Adamu M. Garun Gabas: (1) Based on the last census figures in Nigeria, what is the total size of the population aged 6-11 years (school going age) and if the population of a particular state is “x” what proportion of it could consertively be taken to represent the size of those aged 6-11? (2) What are the current issues or thinking about urbanization in Nigeria? (3) What is the most striking contrasting feature of the population situation in Nigeria and Ethiopia
Charles Teller: Hi Adamu, I’m going to let Nigerian demographer Dr. Kola answer your first two questions, but I (Dr. Teller) am so pleased you asked the third question. Having worked in both countries, but more extensively in Ethiopia, I am struck so many similarities demographically in many ways, in fertility, mortality and population growth. But there are two main differences: Nigeria is much more urbanized (44% to only 16% for Ethiopia); and Nigeria is much more densely populated, with 156 person per square kilometer compared to 70 for Ethiopia. Of course, Nigeria has almost 150 million people to about 80 million for Ethiopia. As for use of contraceptives, Ethiopian rural population has seen as much sharper recent increase in the use of modern methods in recent years (particularly the injection), tripling its rate from a low level of 4% in 2000 to over 11% in 2005. Kola’s computer is not working out in the bush now, so didn’t answer the first two questions. Urbanization is much higher in Nigeria than Ethiopia, and the thinking in Ethiopia is that it is TOO LOW. On the education figures, you might check with the new DHS from Nigeria on educational attainment.
Finote M.A.: Dear Assefa Hailemariam, Charles Teller, And Kolawole Oyediran….Hear is my question. Currently The stated two countries are the leading most populous countries in Africa and found in many problems such as environmental degradation, povery, food insecurity, political instability, high rates of unemploymnent, etc.Most scholars correlate their population size with the prevailing environmental, social, cultural, economic, even political problems. I do not mean and want to argue that it has not a contribution at all. However, I deem that it is not the burden because of the population which causes these problems but the problems are resulted mostly because of the mismanagement of resources, maladministration,weak policies and strategies, in efficient capacity to even implement the policies and strategies designed as well as the absence of good governance that couses the aforementioned problems in Ethiopia and Nigeria.what is your observations in this regard? thank you all!

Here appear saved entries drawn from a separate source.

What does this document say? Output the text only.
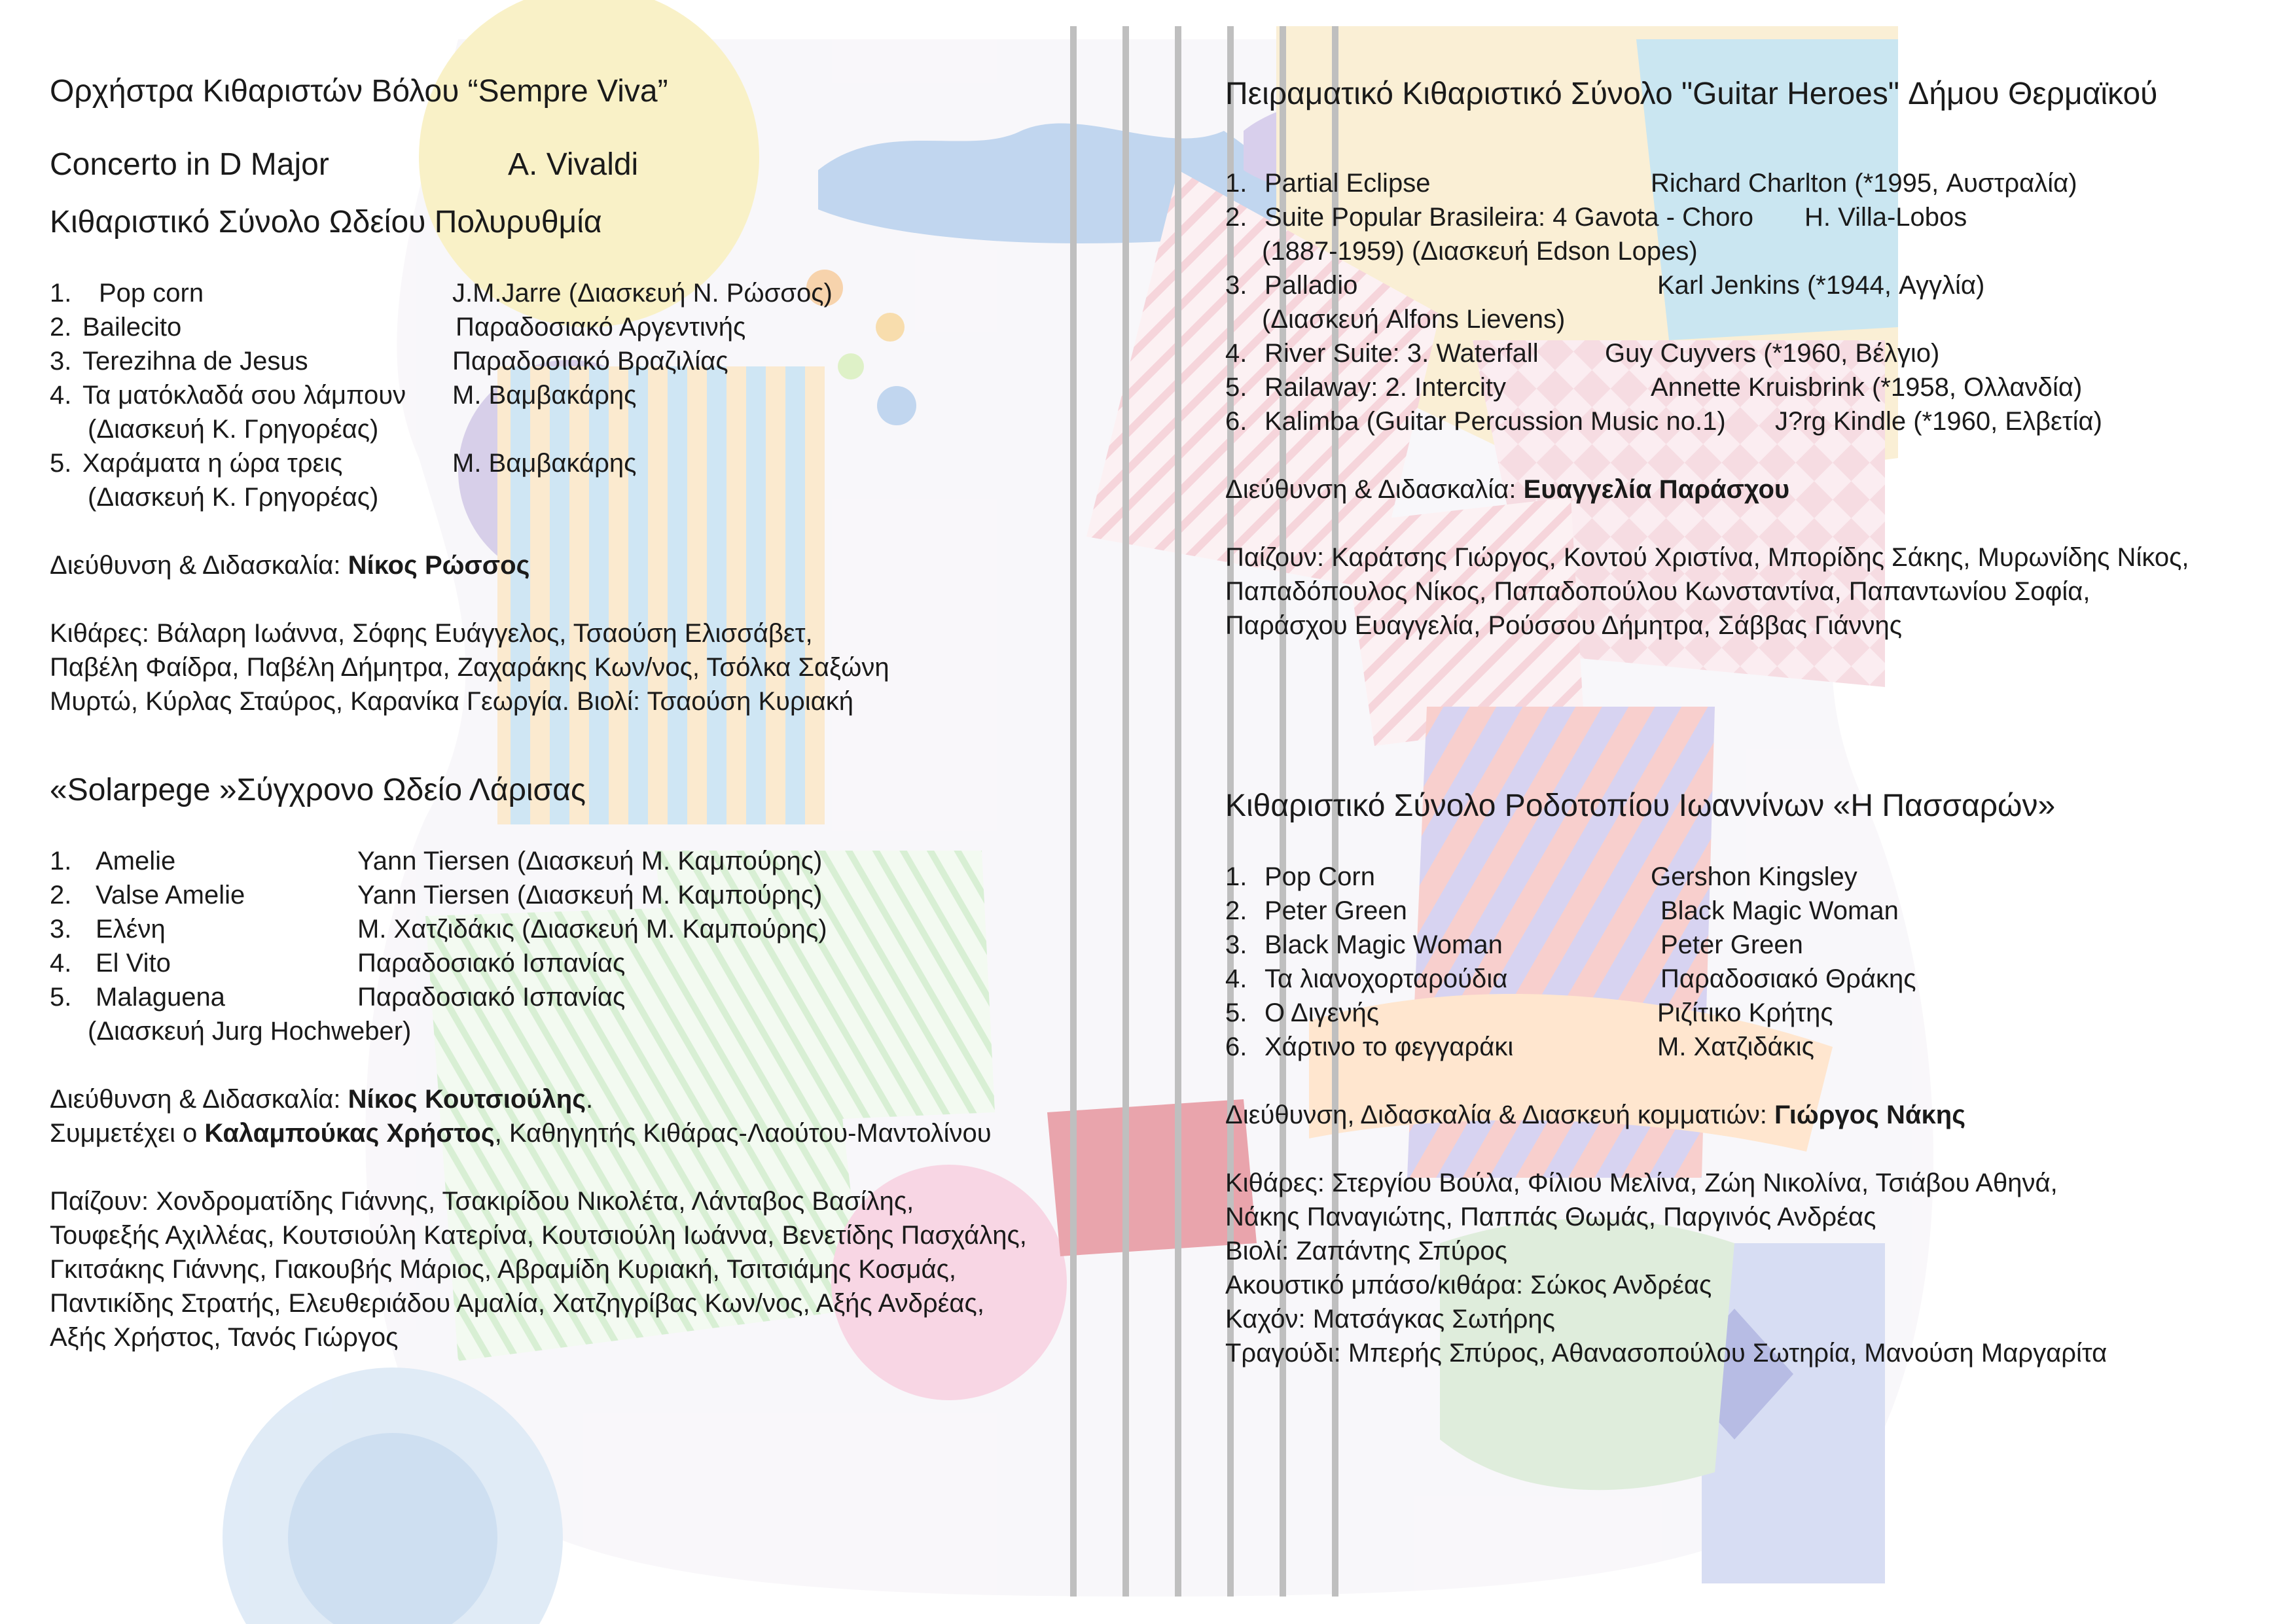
Ορχήστρα Κιθαριστών Βόλου “Sempre Viva”

Concerto in D Major	A. Vivaldi

Κιθαριστικό Σύνολο Ωδείου Πολυρυθμία

1. Pop corn	J.M.Jarre (Διασκευή Ν. Ρώσσος)

2. Bailecito	Παραδοσιακό Αργεντινής

3. Terezihna de Jesus	Παραδοσιακό Βραζιλίας

4. Τα ματόκλαδά σου λάμπουν Μ. Βαμβακάρης

(Διασκευή Κ. Γρηγορέας)

5. Χαράματα η ώρα τρεις	Μ. Βαμβακάρης

(Διασκευή Κ. Γρηγορέας)

Διεύθυνση & Διδασκαλία: Νίκος Ρώσσος

Κιθάρες: Βάλαρη Ιωάννα, Σόφης Ευάγγελος, Τσαούση Ελισσάβετ,

Παβέλη Φαίδρα, Παβέλη Δήμητρα, Ζαχαράκης Κων/νος, Τσόλκα Σαξώνη

Μυρτώ, Κύρλας Σταύρος, Καρανίκα Γεωργία. Βιολί: Τσαούση Κυριακή

«Solarpege »Σύγχρονο Ωδείο Λάρισας

1. Amelie	Yann Tiersen (Διασκευή Μ. Καμπούρης)

2. Valse Amelie	Yann Tiersen (Διασκευή Μ. Καμπούρης)

3. Ελένη	Μ. Χατζιδάκις (Διασκευή Μ. Καμπούρης)

4. El Vito	Παραδοσιακό Ισπανίας

5. Malaguena	Παραδοσιακό Ισπανίας

(Διασκευή Jurg Hochweber)

Διεύθυνση & Διδασκαλία: Νίκος Κουτσιούλης.

Συμμετέχει ο Καλαμπούκας Χρήστος, Καθηγητής Κιθάρας-Λαούτου-Μαντολίνου

Παίζουν: Χονδροματίδης Γιάννης, Τσακιρίδου Νικολέτα, Λάνταβος Βασίλης,

Τουφεξής Αχιλλέας, Κουτσιούλη Κατερίνα, Κουτσιούλη Ιωάννα, Βενετίδης Πασχάλης,

Γκιτσάκης Γιάννης, Γιακουβής Μάριος, Αβραμίδη Κυριακή, Τσιτσιάμης Κοσμάς,

Παντικίδης Στρατής, Ελευθεριάδου Αμαλία, Χατζηγρίβας Κων/νος, Αξής Ανδρέας,

Αξής Χρήστος, Τανός Γιώργος

Πειραματικό Κιθαριστικό Σύνολο "Guitar Heroes" Δήμου Θερμαϊκού

1. Partial Eclipse	Richard Charlton (*1995, Αυστραλία)

2. Suite Popular Brasileira: 4 Gavota - Choro H. Villa-Lobos

(1887-1959) (Διασκευή Edson Lopes)

3. Palladio	Karl Jenkins (*1944, Αγγλία)

(Διασκευή Alfons Lievens)

4. River Suite: 3. Waterfall	Guy Cuyvers (*1960, Βέλγιο)

5. Railaway: 2. Intercity	Annette Kruisbrink (*1958, Ολλανδία)

6. Kalimba (Guitar Percussion Music no.1) J?rg Kindle (*1960, Ελβετία)

Διεύθυνση & Διδασκαλία: Ευαγγελία Παράσχου

Παίζουν: Καράτσης Γιώργος, Κοντού Χριστίνα, Μπορίδης Σάκης, Μυρωνίδης Νίκος,

Παπαδόπουλος Νίκος, Παπαδοπούλου Κωνσταντίνα, Παπαντωνίου Σοφία,

Παράσχου Ευαγγελία, Ρούσσου Δήμητρα, Σάββας Γιάννης

Κιθαριστικό Σύνολο Ροδοτοπίου Ιωαννίνων «Η Πασσαρών»

1. Pop Corn	Gershon Kingsley

2. Peter Green	Black Magic Woman

3. Black Magic Woman	Peter Green

4. Τα λιανοχορταρούδια	Παραδοσιακό Θράκης

5. Ο Διγενής	Ριζίτικο Κρήτης

6. Χάρτινο το φεγγαράκι	Μ. Χατζιδάκις

Διεύθυνση, Διδασκαλία & Διασκευή κομματιών: Γιώργος Νάκης

Κιθάρες: Στεργίου Βούλα, Φίλιου Μελίνα, Ζώη Νικολίνα, Τσιάβου Αθηνά,

Νάκης Παναγιώτης, Παππάς Θωμάς, Παργινός Ανδρέας

Βιολί: Ζαπάντης Σπύρος

Ακουστικό μπάσο/κιθάρα: Σώκος Ανδρέας

Καχόν: Ματσάγκας Σωτήρης

Τραγούδι: Μπερής Σπύρος, Αθανασοπούλου Σωτηρία, Μανούση Μαργαρίτα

Charles Teller: Finote, you are to be commended for having addressed a rather controversial issue in a broad-mined and multi-sectoral manner. I (Dr. Teller) am interested to see how my colleagues answer this one, although I know they also view it in this broader perspective. It is certainly not unique to these two GIANTS (not to mention the third giant- DRCongo) that governance, policy implementation and program resource management are constraints to social and economic change, but being so large may be an even greater challenge to these very diverse socio-cultural and ethno-religious countries. Oil as the main resource that has been thought to be mismanaged in Nigeria, contrasts with coffee and hides/skins for Ethiopia. I think my colleagues agree, but it appears that Ethiopia is beginning to be more proactive in implementation than Nigeria.
Olalla Bohigas: Hello, I’m a Geography student from Spain. I would like to ask about the reasons of the low contraceptive use in these countries.